With four does safely kidded and all bottle babies fed, I settle into bed for my long winters nap, only to be awakened at 4am...again on Monday.  Tenacious my older doe was calling and nickering and generally making enough noise that I got up to check on her.  She didn't look like she was in labor and she has a history of a long preparation period involving much noise (talking to her babies I like to think of it), nesting and general restlessness.  Being the kind and considerate doe she is, she waited for an appropriate period of time which allow us to have some much needed coffee and a bit of breakfast.

Oh did I mention it was snowing really hard at 4am?  So much for considerate.  Anyway, at 9:30 in the freezing barn under a heat lamp she had beautiful twins, a boy and a girl.  All 14 kids arrived in the space of about 30-some hours and were doing well.  Finally we could sit back and relax and watch (and feed) babies.


  1. wow.....great word pictures forms, especially now that I have seen the end result. Would it be okay with you if I copy and repost on the wvfarm blog?
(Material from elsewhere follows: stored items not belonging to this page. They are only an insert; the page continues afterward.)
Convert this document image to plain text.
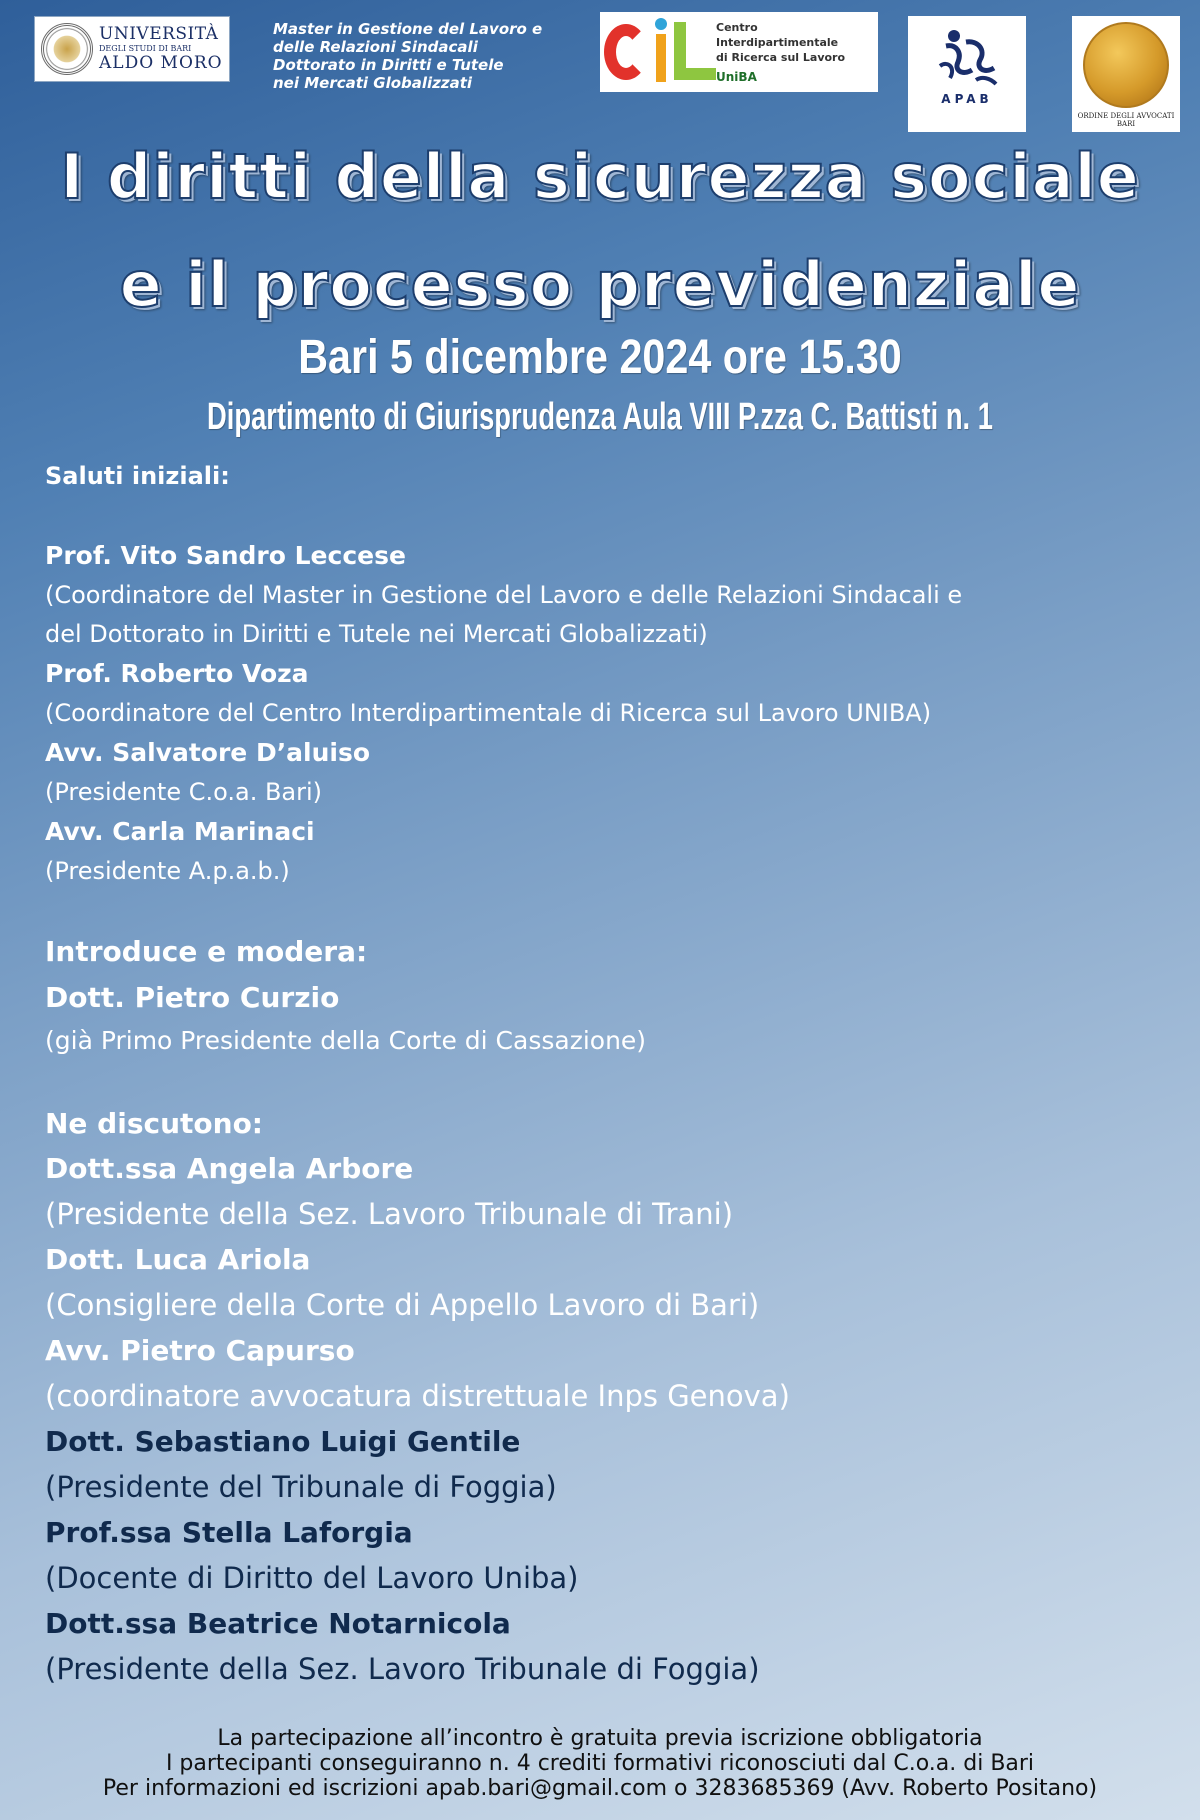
UNIVERSITÀ
DEGLI STUDI DI BARI
ALDO MORO
Master in Gestione del Lavoro e
delle Relazioni Sindacali
Dottorato in Diritti e Tutele
nei Mercati Globalizzati
Centro Interdipartimentale
di Ricerca sul Lavoro
UniBA
APAB

ORDINE DEGLI AVVOCATI
BARI
I diritti della sicurezza sociale
e il processo previdenziale
Bari 5 dicembre 2024 ore 15.30
Dipartimento di Giurisprudenza Aula VIII P.zza C. Battisti n. 1
Saluti iniziali:
Prof. Vito Sandro Leccese
(Coordinatore del Master in Gestione del Lavoro e delle Relazioni Sindacali e
del Dottorato in Diritti e Tutele nei Mercati Globalizzati)
Prof. Roberto Voza
(Coordinatore del Centro Interdipartimentale di Ricerca sul Lavoro UNIBA)
Avv. Salvatore D’aluiso
(Presidente C.o.a. Bari)
Avv. Carla Marinaci
(Presidente A.p.a.b.)
Introduce e modera:
Dott. Pietro Curzio
(già Primo Presidente della Corte di Cassazione)
Ne discutono:
Dott.ssa Angela Arbore
(Presidente della Sez. Lavoro Tribunale di Trani)
Dott. Luca Ariola
(Consigliere della Corte di Appello Lavoro di Bari)
Avv. Pietro Capurso
(coordinatore avvocatura distrettuale Inps Genova)
Dott. Sebastiano Luigi Gentile
(Presidente del Tribunale di Foggia)
Prof.ssa Stella Laforgia
(Docente di Diritto del Lavoro Uniba)
Dott.ssa Beatrice Notarnicola
(Presidente della Sez. Lavoro Tribunale di Foggia)
La partecipazione all’incontro è gratuita previa iscrizione obbligatoria
I partecipanti conseguiranno n. 4 crediti formativi riconosciuti dal C.o.a. di Bari
Per informazioni ed iscrizioni apab.bari@gmail.com o 3283685369 (Avv. Roberto Positano)
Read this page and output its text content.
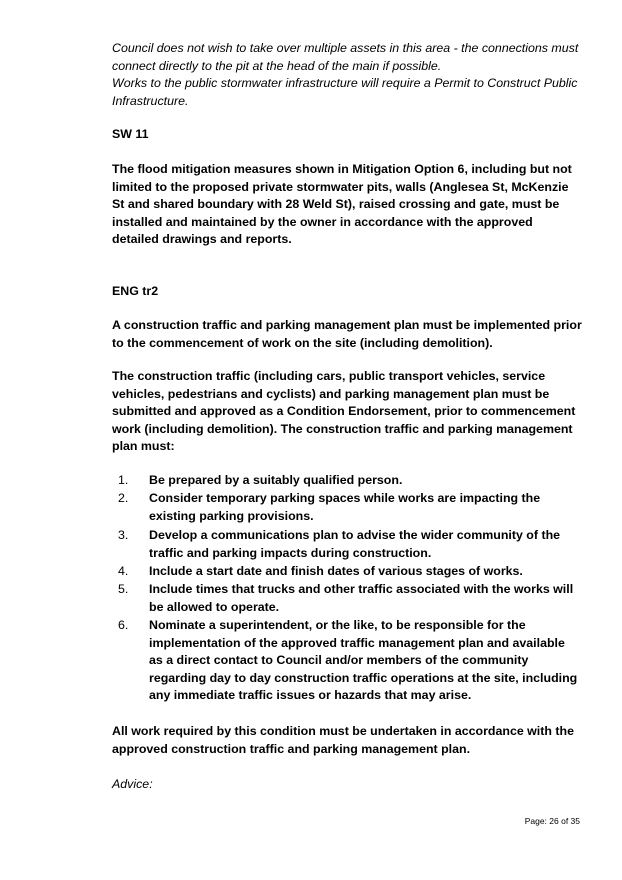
Council does not wish to take over multiple assets in this area - the connections must connect directly to the pit at the head of the main if possible.
Works to the public stormwater infrastructure will require a Permit to Construct Public Infrastructure.

SW 11

The flood mitigation measures shown in Mitigation Option 6, including but not limited to the proposed private stormwater pits, walls (Anglesea St, McKenzie St and shared boundary with 28 Weld St), raised crossing and gate, must be installed and maintained by the owner in accordance with the approved detailed drawings and reports.

ENG tr2

A construction traffic and parking management plan must be implemented prior to the commencement of work on the site (including demolition).

The construction traffic (including cars, public transport vehicles, service vehicles, pedestrians and cyclists) and parking management plan must be submitted and approved as a Condition Endorsement, prior to commencement work (including demolition). The construction traffic and parking management plan must:

1. Be prepared by a suitably qualified person.
2. Consider temporary parking spaces while works are impacting the existing parking provisions.
3. Develop a communications plan to advise the wider community of the traffic and parking impacts during construction.
4. Include a start date and finish dates of various stages of works.
5. Include times that trucks and other traffic associated with the works will be allowed to operate.
6. Nominate a superintendent, or the like, to be responsible for the implementation of the approved traffic management plan and available as a direct contact to Council and/or members of the community regarding day to day construction traffic operations at the site, including any immediate traffic issues or hazards that may arise.

All work required by this condition must be undertaken in accordance with the approved construction traffic and parking management plan.

Advice:

Page: 26 of 35
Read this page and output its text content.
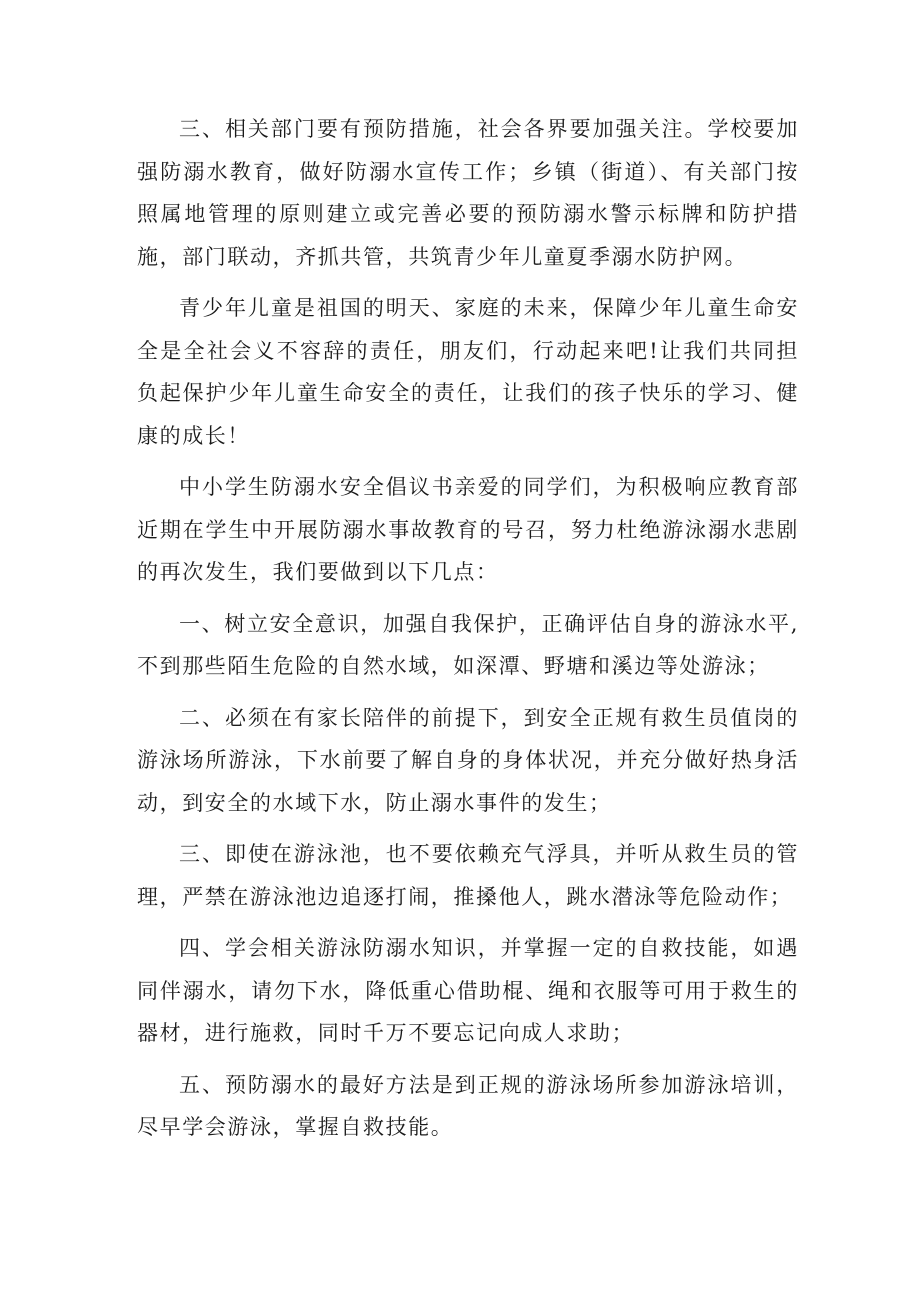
三、相关部门要有预防措施，社会各界要加强关注。学校要加强防溺水教育，做好防溺水宣传工作；乡镇（街道）、有关部门按照属地管理的原则建立或完善必要的预防溺水警示标牌和防护措施，部门联动，齐抓共管，共筑青少年儿童夏季溺水防护网。

青少年儿童是祖国的明天、家庭的未来，保障少年儿童生命安全是全社会义不容辞的责任，朋友们，行动起来吧!让我们共同担负起保护少年儿童生命安全的责任，让我们的孩子快乐的学习、健康的成长！

中小学生防溺水安全倡议书亲爱的同学们，为积极响应教育部近期在学生中开展防溺水事故教育的号召，努力杜绝游泳溺水悲剧的再次发生，我们要做到以下几点：

一、树立安全意识，加强自我保护，正确评估自身的游泳水平,不到那些陌生危险的自然水域，如深潭、野塘和溪边等处游泳；

二、必须在有家长陪伴的前提下，到安全正规有救生员值岗的游泳场所游泳，下水前要了解自身的身体状况，并充分做好热身活动，到安全的水域下水，防止溺水事件的发生；

三、即使在游泳池，也不要依赖充气浮具，并听从救生员的管理，严禁在游泳池边追逐打闹，推搡他人，跳水潜泳等危险动作；

四、学会相关游泳防溺水知识，并掌握一定的自救技能，如遇同伴溺水，请勿下水，降低重心借助棍、绳和衣服等可用于救生的器材，进行施救，同时千万不要忘记向成人求助；

五、预防溺水的最好方法是到正规的游泳场所参加游泳培训，尽早学会游泳，掌握自救技能。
  2. That would be wonderful. Thank you!

  3. I'm not sure how all of this works. Do the bottle babies spend any time with their mothers?

    1. No the bottle babies were in the house and are separated from their moms. Now they are in the barn in a separate stall. They think I'm their mom now and that's why bottle kids make such good pets...they imprint on humans not goats.

  4. Well that was quite the 30ish hours!! Fun Fun...wish I were closer to help with the feedings!! ~~Rain

  5. Me too! Now that they are almost two weeks old it is like being mobbed several times a day.